Jepang Konfirmasikan Kasus Mutasi Baru Varian Delta

Kasus mutasi baru varian delta di Jepang dialami warga tanpa riwayat keluar negeri.

EPA
Antrean vaksinasi Covid-19 kelompok usia muda di Jepang. Tim peneliti mengungkap temuan kasus pertama yang melibatkan mutasi varian delta dari virus corona penyebab Covid-19.
Red: Reiny Dwinanda

REPUBLIKA.CO.ID, TOKYO -- Jepang mengonfirmasikan adanya kasus pertama Covid-19 yang melibatkan mutasi baru varian delta dari virus SARS-CoV-2. Sejauh ini, ada delapan kasus yang dilaporkan di seluruh dunia.

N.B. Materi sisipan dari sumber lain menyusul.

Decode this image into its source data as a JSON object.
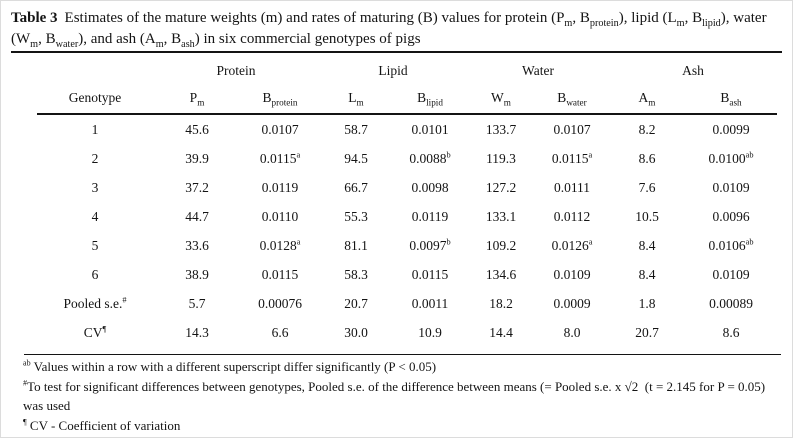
{
  "page": {
    "background": "#ffffff",
    "text_color": "#141414",
    "rule_color": "#141414"
  },
  "title": {
    "label": "Table 3",
    "segments": [
      {
        "t": "Estimates of the mature weights (m) and rates of maturing (B) values for protein (P"
      },
      {
        "t": "m",
        "sub": true
      },
      {
        "t": ", B"
      },
      {
        "t": "protein",
        "sub": true
      },
      {
        "t": "), lipid (L"
      },
      {
        "t": "m",
        "sub": true
      },
      {
        "t": ", B"
      },
      {
        "t": "lipid",
        "sub": true
      },
      {
        "t": "), water (W"
      },
      {
        "t": "m",
        "sub": true
      },
      {
        "t": ", B"
      },
      {
        "t": "water",
        "sub": true
      },
      {
        "t": "), and ash (A"
      },
      {
        "t": "m",
        "sub": true
      },
      {
        "t": ", B"
      },
      {
        "t": "ash",
        "sub": true
      },
      {
        "t": ") in six commercial genotypes of pigs"
      }
    ]
  },
  "table": {
    "group_headers": [
      {
        "label": "",
        "span": 1
      },
      {
        "label": "Protein",
        "span": 2
      },
      {
        "label": "Lipid",
        "span": 2
      },
      {
        "label": "Water",
        "span": 2
      },
      {
        "label": "Ash",
        "span": 2
      }
    ],
    "column_headers": [
      {
        "main": "Genotype",
        "sub": ""
      },
      {
        "main": "P",
        "sub": "m"
      },
      {
        "main": "B",
        "sub": "protein"
      },
      {
        "main": "L",
        "sub": "m"
      },
      {
        "main": "B",
        "sub": "lipid"
      },
      {
        "main": "W",
        "sub": "m"
      },
      {
        "main": "B",
        "sub": "water"
      },
      {
        "main": "A",
        "sub": "m"
      },
      {
        "main": "B",
        "sub": "ash"
      }
    ],
    "rows": [
      {
        "label": "1",
        "label_sup": "",
        "values": [
          {
            "v": "45.6"
          },
          {
            "v": "0.0107"
          },
          {
            "v": "58.7"
          },
          {
            "v": "0.0101"
          },
          {
            "v": "133.7"
          },
          {
            "v": "0.0107"
          },
          {
            "v": "8.2"
          },
          {
            "v": "0.0099"
          }
        ]
      },
      {
        "label": "2",
        "label_sup": "",
        "values": [
          {
            "v": "39.9"
          },
          {
            "v": "0.0115",
            "sup": "a"
          },
          {
            "v": "94.5"
          },
          {
            "v": "0.0088",
            "sup": "b"
          },
          {
            "v": "119.3"
          },
          {
            "v": "0.0115",
            "sup": "a"
          },
          {
            "v": "8.6"
          },
          {
            "v": "0.0100",
            "sup": "ab"
          }
        ]
      },
      {
        "label": "3",
        "label_sup": "",
        "values": [
          {
            "v": "37.2"
          },
          {
            "v": "0.0119"
          },
          {
            "v": "66.7"
          },
          {
            "v": "0.0098"
          },
          {
            "v": "127.2"
          },
          {
            "v": "0.0111"
          },
          {
            "v": "7.6"
          },
          {
            "v": "0.0109"
          }
        ]
      },
      {
        "label": "4",
        "label_sup": "",
        "values": [
          {
            "v": "44.7"
          },
          {
            "v": "0.0110"
          },
          {
            "v": "55.3"
          },
          {
            "v": "0.0119"
          },
          {
            "v": "133.1"
          },
          {
            "v": "0.0112"
          },
          {
            "v": "10.5"
          },
          {
            "v": "0.0096"
          }
        ]
      },
      {
        "label": "5",
        "label_sup": "",
        "values": [
          {
            "v": "33.6"
          },
          {
            "v": "0.0128",
            "sup": "a"
          },
          {
            "v": "81.1"
          },
          {
            "v": "0.0097",
            "sup": "b"
          },
          {
            "v": "109.2"
          },
          {
            "v": "0.0126",
            "sup": "a"
          },
          {
            "v": "8.4"
          },
          {
            "v": "0.0106",
            "sup": "ab"
          }
        ]
      },
      {
        "label": "6",
        "label_sup": "",
        "values": [
          {
            "v": "38.9"
          },
          {
            "v": "0.0115"
          },
          {
            "v": "58.3"
          },
          {
            "v": "0.0115"
          },
          {
            "v": "134.6"
          },
          {
            "v": "0.0109"
          },
          {
            "v": "8.4"
          },
          {
            "v": "0.0109"
          }
        ]
      },
      {
        "label": "Pooled s.e.",
        "label_sup": "#",
        "values": [
          {
            "v": "5.7"
          },
          {
            "v": "0.00076"
          },
          {
            "v": "20.7"
          },
          {
            "v": "0.0011"
          },
          {
            "v": "18.2"
          },
          {
            "v": "0.0009"
          },
          {
            "v": "1.8"
          },
          {
            "v": "0.00089"
          }
        ]
      },
      {
        "label": "CV",
        "label_sup": "¶",
        "values": [
          {
            "v": "14.3"
          },
          {
            "v": "6.6"
          },
          {
            "v": "30.0"
          },
          {
            "v": "10.9"
          },
          {
            "v": "14.4"
          },
          {
            "v": "8.0"
          },
          {
            "v": "20.7"
          },
          {
            "v": "8.6"
          }
        ]
      }
    ]
  },
  "footnotes": [
    {
      "sup": "ab",
      "text": " Values within a row with a different superscript differ significantly (P < 0.05)"
    },
    {
      "sup": "#",
      "text": "To test for significant differences between genotypes, Pooled s.e. of the difference between means (= Pooled s.e. x √2  (t = 2.145 for P = 0.05) was used"
    },
    {
      "sup": "¶",
      "text": " CV - Coefficient of variation"
    }
  ]
}
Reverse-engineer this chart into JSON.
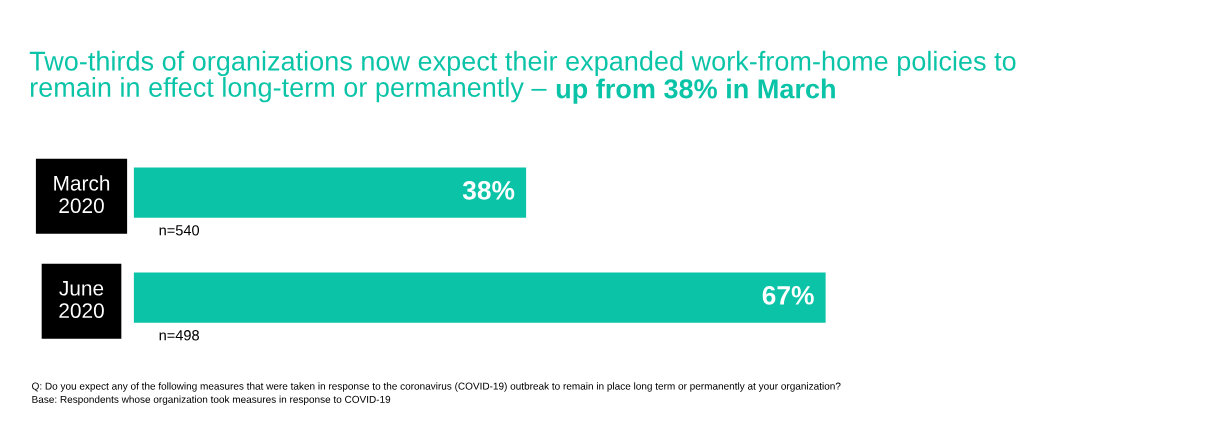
{
  "chart_data": {
    "type": "bar",
    "orientation": "horizontal",
    "title": "Two-thirds of organizations now expect their expanded work-from-home policies to\nremain in effect long-term or permanently – ",
    "subtitle": "up from 38% in March",
    "categories": [
      "March\n2020",
      "June\n2020"
    ],
    "values": [
      38,
      67
    ],
    "color": "#0bc4a8",
    "value_labels": [
      "38%",
      "67%"
    ],
    "tick_labels": "y",
    "grid": false,
    "legend": false,
    "annotations": [
      "n=540",
      "n=498",
      "Q: Do you expect any of the following measures that were taken in response to the coronavirus (COVID-19) outbreak to remain in place long term or permanently at your organization?",
      "Base: Respondents whose organization took measures in response to COVID-19"
    ]
  }
}
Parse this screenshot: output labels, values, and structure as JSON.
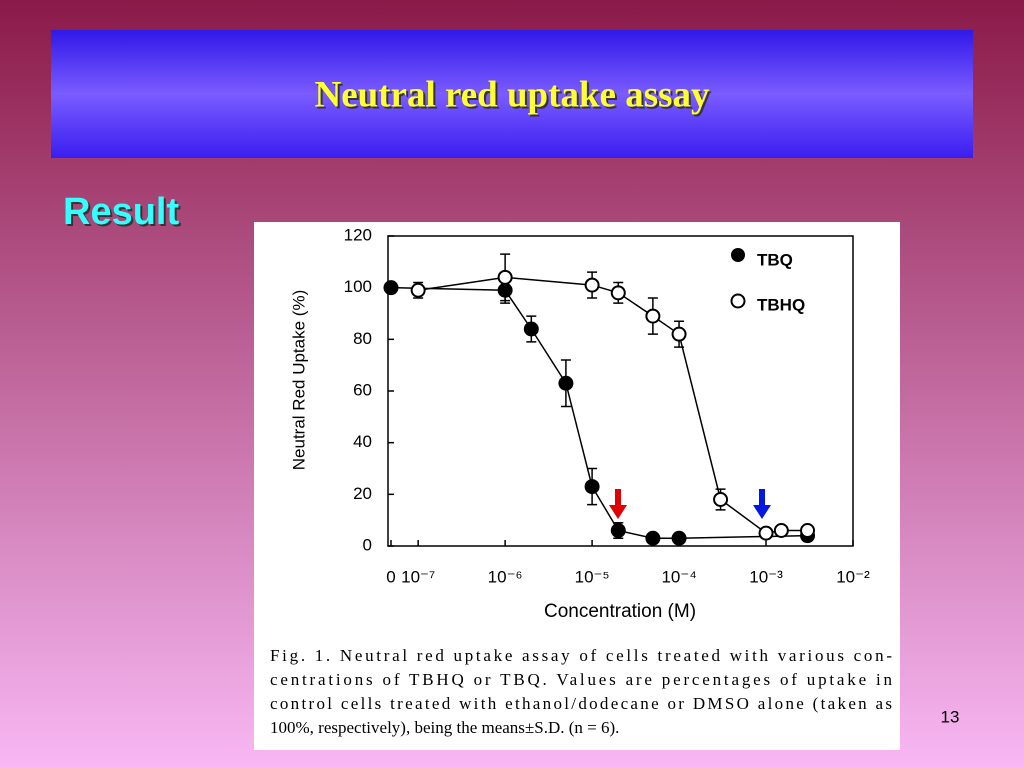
{
  "slide": {
    "title": "Neutral red uptake assay",
    "subtitle": "Result",
    "page_number": 13
  },
  "chart_data": {
    "type": "line",
    "x_scale": "log",
    "xlabel": "Concentration (M)",
    "ylabel": "Neutral Red Uptake (%)",
    "xlim": [
      4.5e-08,
      0.01
    ],
    "xticks": [
      0,
      {
        "value": 1e-07,
        "label": "10⁻⁷"
      },
      {
        "value": 1e-06,
        "label": "10⁻⁶"
      },
      {
        "value": 1e-05,
        "label": "10⁻⁵"
      },
      {
        "value": 0.0001,
        "label": "10⁻⁴"
      },
      {
        "value": 0.001,
        "label": "10⁻³"
      },
      {
        "value": 0.01,
        "label": "10⁻²"
      }
    ],
    "ylim": [
      0,
      120
    ],
    "yticks": [
      0,
      20,
      40,
      60,
      80,
      100,
      120
    ],
    "series": [
      {
        "name": "TBQ",
        "color": "#000000",
        "marker_fill": "#000000",
        "x": [
          0,
          1e-06,
          2e-06,
          5e-06,
          1e-05,
          2e-05,
          5e-05,
          0.0001,
          0.003
        ],
        "values": [
          100,
          99,
          84,
          63,
          23,
          6,
          3,
          3,
          4
        ],
        "errors": [
          1,
          5,
          5,
          9,
          7,
          3,
          1,
          1,
          1
        ]
      },
      {
        "name": "TBHQ",
        "color": "#000000",
        "marker_fill": "#ffffff",
        "x": [
          1e-07,
          1e-06,
          1e-05,
          2e-05,
          5e-05,
          0.0001,
          0.0003,
          0.001,
          0.0015,
          0.003
        ],
        "values": [
          99,
          104,
          101,
          98,
          89,
          82,
          18,
          5,
          6,
          6
        ],
        "errors": [
          3,
          9,
          5,
          4,
          7,
          5,
          4,
          1,
          1,
          1
        ]
      }
    ]
  },
  "caption": {
    "lines": [
      "Fig. 1. Neutral red uptake assay of cells treated with various con-",
      "centrations of TBHQ or TBQ. Values are percentages of uptake in",
      "control cells treated with ethanol/dodecane or DMSO alone (taken as",
      "100%, respectively), being the means±S.D. (n = 6)."
    ]
  }
}
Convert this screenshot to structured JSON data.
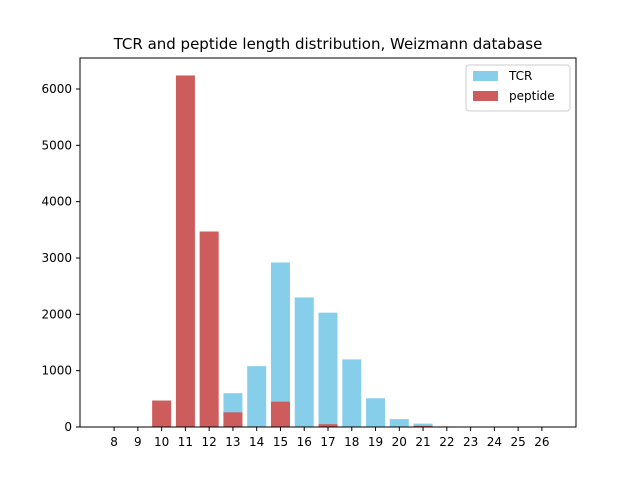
{
  "chart_data": {
    "type": "bar",
    "title": "TCR and peptide length distribution, Weizmann database",
    "xlabel": "",
    "ylabel": "",
    "categories": [
      "8",
      "9",
      "10",
      "11",
      "12",
      "13",
      "14",
      "15",
      "16",
      "17",
      "18",
      "19",
      "20",
      "21",
      "22",
      "23",
      "24",
      "25",
      "26"
    ],
    "ylim": [
      0,
      6550
    ],
    "yticks": [
      0,
      1000,
      2000,
      3000,
      4000,
      5000,
      6000
    ],
    "grid": false,
    "legend_position": "top-right",
    "overlay": true,
    "series": [
      {
        "name": "TCR",
        "color": "#87ceeb",
        "values": [
          0,
          0,
          0,
          0,
          0,
          600,
          1080,
          2920,
          2300,
          2030,
          1200,
          510,
          140,
          60,
          5,
          0,
          0,
          0,
          0
        ]
      },
      {
        "name": "peptide",
        "color": "#cd5c5c",
        "values": [
          0,
          0,
          470,
          6240,
          3470,
          260,
          0,
          450,
          0,
          50,
          0,
          0,
          0,
          20,
          10,
          0,
          0,
          0,
          0
        ]
      }
    ]
  }
}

Tim yang dipimpin oleh associate professor Hiroaki Takeuchi dari Tokyo Medical and Dental University Hospital mengumumkan temuan tersebut pada Senin (30/8). Tim peneliti mengungkapkan bahwa mutasi itu ditemukan ketika seorang pasien yang terinfeksi varian delta mengunjungi lembaga tersebut pada pertengahan Agustus.

"Berdasarkan analisis genom, kemungkinan besar kasus terbaru ini bermutasi di dalam negeri, sebab pasien tidak punya riwayat bepergian keluar negeri," kata Takeuchi, dikutip dari Japan Times pada Selasa.

Analisis genetik menyingkap kasus terbaru di Jepang melibatkan mutasi N501S. Mutasi tersebut mirip dengan mutasi--yang dikenal sebagai N501Y--yang terjadi pada varian alpha yang pertama kali teridentifikasi di Inggris.

Penelitian ini dilakukan bersama oleh ahli virologi dan penyakit menular dari Graduate School of Medical and Dental Sciences yang berafiliasi dengan Tokyo Medical and Dental University, Laboratorium Analisis Genom di the Research Institute for Intractable Diseases. dan Tohoku University Hospital. Tim menyebutkan dampaknya terhadap penularan virus sejauh ini masih belum jelas dan para peneliti berencana melakukan studi lebih lanjut.

Ketika terinfeksi varian virus corona yang membawa mutasi N501Y, pasien memiliki risiko infeksi sekunder yang lebih tinggi serta mengembangkan gejala parah dan kematian. Karena kesamaan antara N501Y dan N501S, peneliti percaya pasien yang terinfeksi N501S bisa menghadapi prognosis yang sama.

Baca Juga

Takeuchi mengatakan upaya penuh harus dilakukan untuk mengekang infeksi Covid-19, sebab penularan virus lebih jauh dapat menyebabkan terus munculnya varian baru di Jepang. Ia juga menyerukan penggunaan analisis genetik untuk meningkatkan pemantauan virus.

Menurut Pusat Pengendalian dan Pencegahan Penyakit Amerika Serikat, varian delta sama menularnya dengan cacar air dan sekitar dua kali lebih menular dari varian sebelumnya. Jepang pertama kali menemukan kasus varian delta pada 20 April dan kini varian tersebut telah mendominasi di sana.